Misure prese in un quadro più ampio di privatizzazioni accelerate di beni statali a favore dei grandi gruppi economici e di nuove nomine di funzionari statali, che ha garantito un congelamento della situazione, volto ad impedire ogni possibilità di accogliere eventuali richieste di miglioramenti economici e sociali.

Per chiarire in maniera inequivocabile le reali intenzioni dei militari, a nome di tutti i comandanti delle Forze Armate e dei Carabineros Pinochet dichiarò che il governo civile, oltre a rispettare la Costituzione del 1980, avrebbe dovuto accettare senza riserve, pena un secondo colpo di stato, alcune condizioni che, oltre al preciso impegno a sviluppare azioni per impedire la lotta di classe, riguardavano il mantenimento dello status di privilegio delle Forze Armate rispetto agli altri organi dello Stato:
  1. inamovibilità dei comandanti in capo delle Forze Armate e dei Carabineros;
  2. astensione da pare del governo dal prendere decisioni riguardanti le Forze Armate;
  3. applicazione della legge antiterrorismo;
  4. mantenimento in vita della legge di amnistia per i delitti commessi dalle Forse Armate durante i primi anni del regime;
  5. rispetto delle opinioni del Consejo de Seguridad Nacional, di cui i militari costituivano una componente importante;
  6. impedire rappresaglie politiche contro le Forze Armate, formulando una aperta minaccia di un ricorso alla forza qualora i militari venissero "umiliati e vilipesi".
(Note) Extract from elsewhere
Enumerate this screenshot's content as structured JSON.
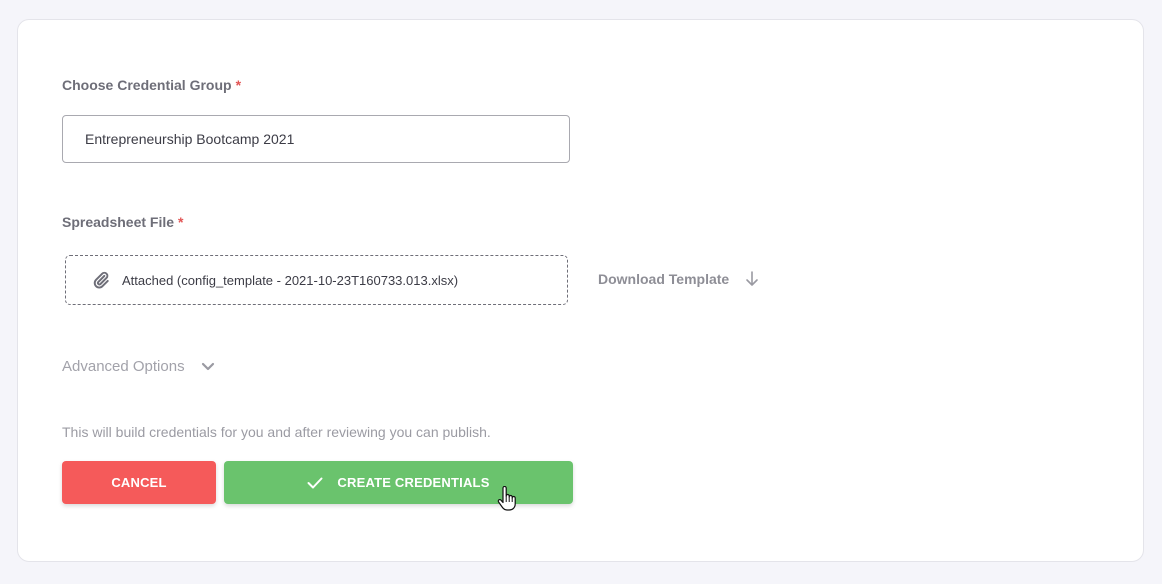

La nuova "democrazia" cilena nasceva pesantemente ipotecata. E' importante avere ben presente quali sono stati i vincoli imposti dalle Forze Armate ed il loro reale peso politico, certamente non esauritosi in pochi anni, per capire l'attuale situazione del paese.

Sono passati solo 8 anni dalla fine del mandato di un presidente che nella notte dello stesso giorno in cui il bombardamento della Moneda stroncava l'esperienza del "socialismo cileno", stese il comunicato ufficiale del suo partito, la stessa Democrazia Cristiana che nel 1989 si presentò all'elettorato come "alternativa" al regime militare: "I propositi di ristabilire la normalità istituzionale, la pace e l'unità tra i cileni, espressi dalla Giunta Militare di Governo, interpretano il sentimento generale e meritano la patriottica collaborazione di tutti i settori".